Even for international students who have befriended domestic students, adjusting to the United States can still be a challenging process. “Coming to America, it’s a bit harder at first because I spent freshman year adjusting to the new environment ( academia and culture ) more than socializing,” said Mai Do, a junior from Hanoi, Vietnam.
Making an effort to get to know international students can make a big difference during this long and often challenging adjustment period. It can also have huge benefits for domestic students.
International students, who hail from distinct cultures with different values and customs, are a wealth of firsthand knowledge about the world that rival the thousands of stacks of books in our libraries. Spending an hour, a day, or taking the time to befriend an international student will leave you with a dazzling new perspective. It’s like studying abroad, except right here on campus.
Still, it’s important to be culturally aware when getting to know international students. Keep in mind that for international students and for the majority of people without U.S. passports, traveling is a source of extreme anxiety, especially as airports and Western governments increasingly profile non-citizens. Understand that being able to attend a university in the United States is not easy for international students, and that many who come here don’t spend their time at parties because they’re intent on studying enough to pass all their exams, not to mention in a different language than they’re used to, in order to secure a job here upon graduation.

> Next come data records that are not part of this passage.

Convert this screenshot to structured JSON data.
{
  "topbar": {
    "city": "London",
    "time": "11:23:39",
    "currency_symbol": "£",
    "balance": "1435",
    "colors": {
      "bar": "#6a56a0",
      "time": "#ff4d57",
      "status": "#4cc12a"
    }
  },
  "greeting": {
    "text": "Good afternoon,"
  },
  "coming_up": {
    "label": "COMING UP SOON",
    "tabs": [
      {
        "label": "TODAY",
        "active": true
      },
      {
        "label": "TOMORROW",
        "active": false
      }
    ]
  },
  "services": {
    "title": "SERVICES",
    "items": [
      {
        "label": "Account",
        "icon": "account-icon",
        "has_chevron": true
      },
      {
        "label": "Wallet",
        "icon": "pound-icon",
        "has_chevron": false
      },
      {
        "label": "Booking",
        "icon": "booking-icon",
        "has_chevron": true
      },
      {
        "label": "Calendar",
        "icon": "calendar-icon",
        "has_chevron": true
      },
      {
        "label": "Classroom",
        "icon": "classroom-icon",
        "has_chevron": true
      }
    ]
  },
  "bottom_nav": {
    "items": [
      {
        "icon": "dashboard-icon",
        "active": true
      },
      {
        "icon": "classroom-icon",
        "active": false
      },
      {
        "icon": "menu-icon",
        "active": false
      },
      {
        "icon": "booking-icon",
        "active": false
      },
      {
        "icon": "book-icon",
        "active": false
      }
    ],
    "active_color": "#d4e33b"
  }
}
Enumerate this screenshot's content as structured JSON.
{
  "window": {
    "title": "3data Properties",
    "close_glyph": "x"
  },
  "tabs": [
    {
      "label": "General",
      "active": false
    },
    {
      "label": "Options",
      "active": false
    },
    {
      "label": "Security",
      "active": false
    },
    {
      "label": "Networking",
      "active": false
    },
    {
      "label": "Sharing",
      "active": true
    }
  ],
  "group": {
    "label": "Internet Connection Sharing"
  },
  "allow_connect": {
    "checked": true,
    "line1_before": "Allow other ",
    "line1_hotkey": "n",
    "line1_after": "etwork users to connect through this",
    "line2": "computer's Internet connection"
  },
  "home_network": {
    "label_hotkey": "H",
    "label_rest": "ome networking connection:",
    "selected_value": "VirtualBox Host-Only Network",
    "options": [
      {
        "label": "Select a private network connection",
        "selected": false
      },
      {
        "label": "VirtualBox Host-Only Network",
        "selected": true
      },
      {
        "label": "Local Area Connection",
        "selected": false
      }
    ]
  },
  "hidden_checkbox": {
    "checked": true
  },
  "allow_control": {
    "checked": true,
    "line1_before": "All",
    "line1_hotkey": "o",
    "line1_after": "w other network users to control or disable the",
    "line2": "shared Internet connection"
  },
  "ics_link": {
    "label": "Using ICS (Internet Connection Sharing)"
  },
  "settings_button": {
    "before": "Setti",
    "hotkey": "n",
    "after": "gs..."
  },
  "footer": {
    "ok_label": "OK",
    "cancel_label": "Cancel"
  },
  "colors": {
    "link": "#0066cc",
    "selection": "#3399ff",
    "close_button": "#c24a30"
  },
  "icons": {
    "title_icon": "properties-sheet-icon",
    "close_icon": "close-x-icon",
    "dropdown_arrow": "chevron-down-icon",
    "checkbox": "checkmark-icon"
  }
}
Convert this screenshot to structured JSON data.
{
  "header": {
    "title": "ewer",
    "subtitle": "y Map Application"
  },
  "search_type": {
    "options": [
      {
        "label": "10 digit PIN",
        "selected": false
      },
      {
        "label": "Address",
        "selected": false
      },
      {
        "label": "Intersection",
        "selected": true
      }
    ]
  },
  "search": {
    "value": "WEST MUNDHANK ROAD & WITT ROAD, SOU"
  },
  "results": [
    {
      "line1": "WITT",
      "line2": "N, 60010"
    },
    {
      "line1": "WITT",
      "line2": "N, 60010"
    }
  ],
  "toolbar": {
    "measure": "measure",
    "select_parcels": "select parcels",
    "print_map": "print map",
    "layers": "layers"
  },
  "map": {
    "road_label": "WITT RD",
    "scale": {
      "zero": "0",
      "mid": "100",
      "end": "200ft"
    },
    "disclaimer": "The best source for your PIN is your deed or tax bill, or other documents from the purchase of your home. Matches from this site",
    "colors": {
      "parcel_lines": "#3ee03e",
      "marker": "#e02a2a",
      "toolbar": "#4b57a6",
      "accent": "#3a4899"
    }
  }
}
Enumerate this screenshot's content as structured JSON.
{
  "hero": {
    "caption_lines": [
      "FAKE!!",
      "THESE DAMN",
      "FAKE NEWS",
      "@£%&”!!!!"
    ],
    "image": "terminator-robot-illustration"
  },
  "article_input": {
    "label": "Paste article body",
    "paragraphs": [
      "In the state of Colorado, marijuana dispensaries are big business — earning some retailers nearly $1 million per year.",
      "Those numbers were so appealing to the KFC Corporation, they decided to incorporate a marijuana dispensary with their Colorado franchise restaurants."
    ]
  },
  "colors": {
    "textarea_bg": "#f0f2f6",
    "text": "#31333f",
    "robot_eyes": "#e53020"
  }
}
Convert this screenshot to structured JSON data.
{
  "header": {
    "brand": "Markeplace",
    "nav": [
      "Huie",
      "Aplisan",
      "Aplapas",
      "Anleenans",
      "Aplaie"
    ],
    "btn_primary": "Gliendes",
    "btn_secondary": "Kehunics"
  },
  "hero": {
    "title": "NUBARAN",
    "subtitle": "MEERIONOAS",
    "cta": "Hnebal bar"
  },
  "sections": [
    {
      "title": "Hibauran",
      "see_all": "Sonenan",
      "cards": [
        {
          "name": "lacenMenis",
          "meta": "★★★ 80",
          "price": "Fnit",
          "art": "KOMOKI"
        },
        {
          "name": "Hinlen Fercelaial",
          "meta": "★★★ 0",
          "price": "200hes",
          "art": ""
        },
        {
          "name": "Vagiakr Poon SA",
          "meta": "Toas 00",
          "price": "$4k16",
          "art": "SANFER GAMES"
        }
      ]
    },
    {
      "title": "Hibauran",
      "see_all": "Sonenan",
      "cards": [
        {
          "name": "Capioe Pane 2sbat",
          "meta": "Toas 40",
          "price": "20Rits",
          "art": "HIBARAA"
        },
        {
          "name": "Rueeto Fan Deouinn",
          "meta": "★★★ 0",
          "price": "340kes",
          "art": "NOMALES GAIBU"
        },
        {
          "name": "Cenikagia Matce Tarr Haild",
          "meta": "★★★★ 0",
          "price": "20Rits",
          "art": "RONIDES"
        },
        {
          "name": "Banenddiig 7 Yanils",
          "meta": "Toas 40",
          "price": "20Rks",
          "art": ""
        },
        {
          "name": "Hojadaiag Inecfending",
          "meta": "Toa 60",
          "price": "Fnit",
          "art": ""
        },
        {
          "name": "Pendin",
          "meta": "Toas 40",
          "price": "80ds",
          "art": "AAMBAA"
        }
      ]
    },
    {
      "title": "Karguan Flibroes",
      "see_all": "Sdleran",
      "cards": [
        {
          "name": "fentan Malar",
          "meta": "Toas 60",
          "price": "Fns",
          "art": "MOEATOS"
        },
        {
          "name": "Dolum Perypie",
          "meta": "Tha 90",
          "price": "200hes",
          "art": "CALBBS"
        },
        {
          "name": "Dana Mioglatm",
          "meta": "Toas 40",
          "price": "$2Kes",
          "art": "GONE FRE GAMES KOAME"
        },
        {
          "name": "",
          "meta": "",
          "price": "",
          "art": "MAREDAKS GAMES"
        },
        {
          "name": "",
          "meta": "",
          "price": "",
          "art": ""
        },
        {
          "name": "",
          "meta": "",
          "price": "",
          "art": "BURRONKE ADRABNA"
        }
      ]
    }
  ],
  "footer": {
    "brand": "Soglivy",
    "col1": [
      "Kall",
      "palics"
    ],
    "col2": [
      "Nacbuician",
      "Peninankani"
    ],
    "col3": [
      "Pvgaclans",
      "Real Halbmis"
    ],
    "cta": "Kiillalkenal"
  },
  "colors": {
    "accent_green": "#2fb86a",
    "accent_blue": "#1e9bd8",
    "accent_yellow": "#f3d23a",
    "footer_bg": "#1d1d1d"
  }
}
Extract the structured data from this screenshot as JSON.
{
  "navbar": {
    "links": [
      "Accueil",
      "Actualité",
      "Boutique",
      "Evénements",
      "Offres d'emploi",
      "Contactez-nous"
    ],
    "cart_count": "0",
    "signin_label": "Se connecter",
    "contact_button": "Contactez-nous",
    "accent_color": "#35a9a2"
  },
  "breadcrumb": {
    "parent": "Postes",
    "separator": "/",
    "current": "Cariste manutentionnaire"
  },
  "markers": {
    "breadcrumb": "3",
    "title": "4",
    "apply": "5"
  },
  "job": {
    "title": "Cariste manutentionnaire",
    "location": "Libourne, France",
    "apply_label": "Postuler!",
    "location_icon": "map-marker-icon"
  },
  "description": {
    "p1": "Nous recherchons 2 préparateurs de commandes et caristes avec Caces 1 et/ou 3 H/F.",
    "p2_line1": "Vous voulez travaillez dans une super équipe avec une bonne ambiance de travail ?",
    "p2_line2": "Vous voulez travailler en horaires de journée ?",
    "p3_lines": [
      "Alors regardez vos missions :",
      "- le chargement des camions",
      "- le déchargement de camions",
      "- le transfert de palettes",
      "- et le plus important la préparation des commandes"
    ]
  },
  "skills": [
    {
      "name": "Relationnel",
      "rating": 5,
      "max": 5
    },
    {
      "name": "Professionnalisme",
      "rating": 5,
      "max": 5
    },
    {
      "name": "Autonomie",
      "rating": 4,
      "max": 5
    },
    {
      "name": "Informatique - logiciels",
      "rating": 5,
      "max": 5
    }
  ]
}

And most importantly, understand that many international students are forced to keep a low profile for fear of what would happen if they were caught at a political rally, caught underage drinking, or doing anything that could otherwise be considered grounds for removal. The consequences would not be the same for a domestic student, and we must identify and understand the double standard we actively impose on international students.
Even more troubling is the pressure to assimilate to American culture in order to feel safe and socially accepted.
So, take a moment and ask yourself: What have you done to make international students feel welcome on Temple’s campus? How many international student friends do you have? How many conversations have you had with an international student about their home country?
The good news is that there are many ways to make international students feel welcome here on campus.
You may want to consider attending meetings or events held by international student organizations, such as the International Student Association, Temple Arab Student Society, United Muslim Relief, Temple Asian Students Association, Experience Puerto Rico or our very own Freely Magazine, just to name a few.
If you are a member of a student organization, you could consider recruiting international talent to your organization.
Most importantly, be open to getting to know international students in your classes and around campus. Inviting an international student to join a club, go out to the movies, or share a meal is actionable, and can go a long way.
Open your mind and your heart to international students, and you’ll find a friend in them, if you allow them to find a friend in you.